We’re encouraged to see Facebook’s interest in incorporating increased flexibility and contextualization as a tenet of a new content policy enforcement framework. The new enforcement rubric, however, is yet to be seen. This announcement, for all its merit, is only a hat tip to the fact that the current policy is lacking in nuance, therefore we look forward to engaging in constructive dialogue with the company advocate for a policy that ultimately decreases censorship and increases freedom of expression on the platform.

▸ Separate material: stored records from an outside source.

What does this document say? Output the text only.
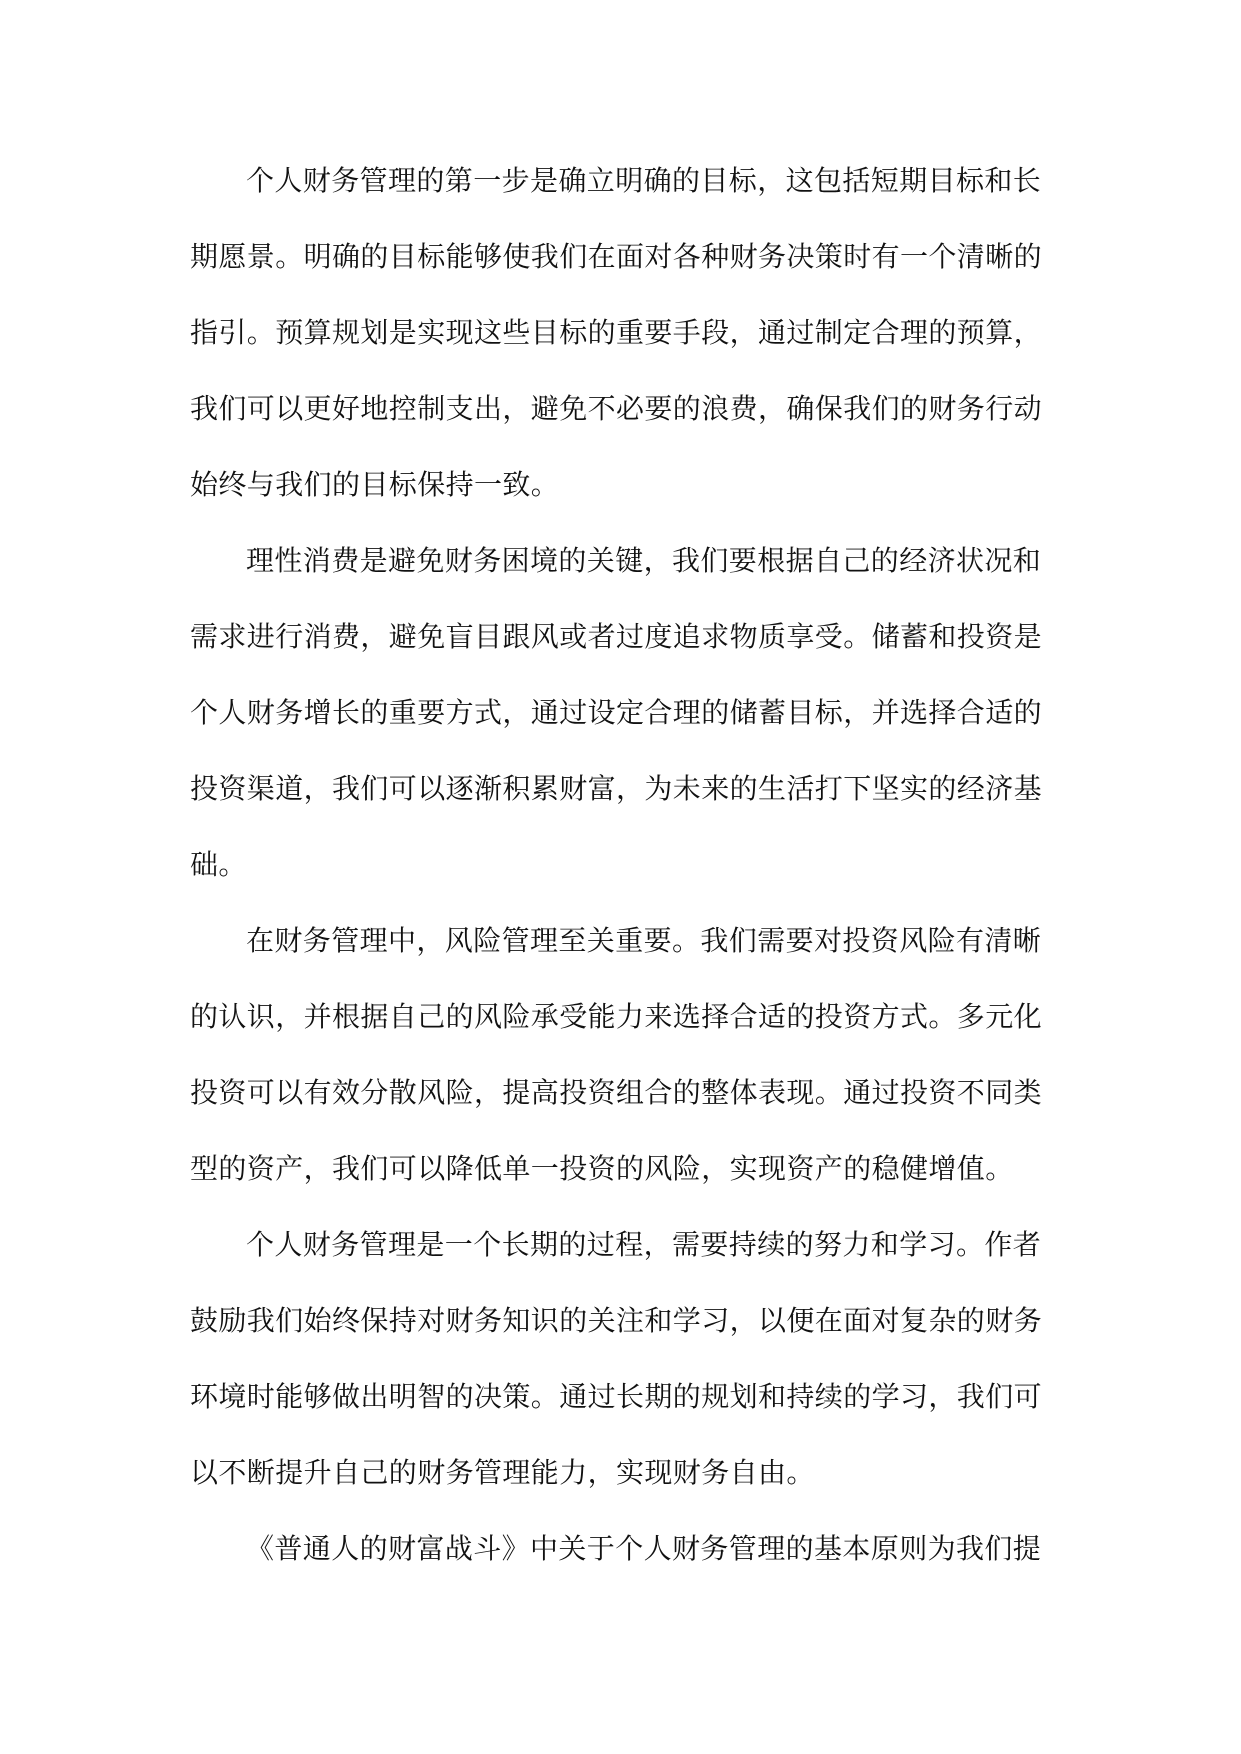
个人财务管理的第一步是确立明确的目标，这包括短期目标和长
期愿景。明确的目标能够使我们在面对各种财务决策时有一个清晰的
指引。预算规划是实现这些目标的重要手段，通过制定合理的预算，
我们可以更好地控制支出，避免不必要的浪费，确保我们的财务行动
始终与我们的目标保持一致。
理性消费是避免财务困境的关键，我们要根据自己的经济状况和
需求进行消费，避免盲目跟风或者过度追求物质享受。储蓄和投资是
个人财务增长的重要方式，通过设定合理的储蓄目标，并选择合适的
投资渠道，我们可以逐渐积累财富，为未来的生活打下坚实的经济基
础。
在财务管理中，风险管理至关重要。我们需要对投资风险有清晰
的认识，并根据自己的风险承受能力来选择合适的投资方式。多元化
投资可以有效分散风险，提高投资组合的整体表现。通过投资不同类
型的资产，我们可以降低单一投资的风险，实现资产的稳健增值。
个人财务管理是一个长期的过程，需要持续的努力和学习。作者
鼓励我们始终保持对财务知识的关注和学习，以便在面对复杂的财务
环境时能够做出明智的决策。通过长期的规划和持续的学习，我们可
以不断提升自己的财务管理能力，实现财务自由。
《普通人的财富战斗》中关于个人财务管理的基本原则为我们提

Furthermore, more transparency is necessary, whether content is moderated by humans or automated processes. The ‘black box’ nature of Facebook’s policies leave free expression advocates in the dark about the underlying enforcement procedures dictated by the company’s policy team. The more information Facebook releases on its enforcement policy, the better monitors can bring to light cases where content policies were erroneously enforced. Retraining content moderation teams will be necessary to ensure any new enforcement policy does not fall victim to the same shortcomings as its predecessor. Single events have the capacity to shape the course of history, and neither ‘human error’ or ‘technical glitches’ are an excuse for inadvertent censorship.


Here are some questions we have about Facebook’s latest announcement:

  • Does this announcement signal a change in policy or policy enforcement?

  • Will users have more control over how they report content?

  • How will these changes be made public through transparency reporting?

  • Will all users, Partners and politicians be held to the same standard?

  • How will users be able to appeal content removals in time sensitive situations?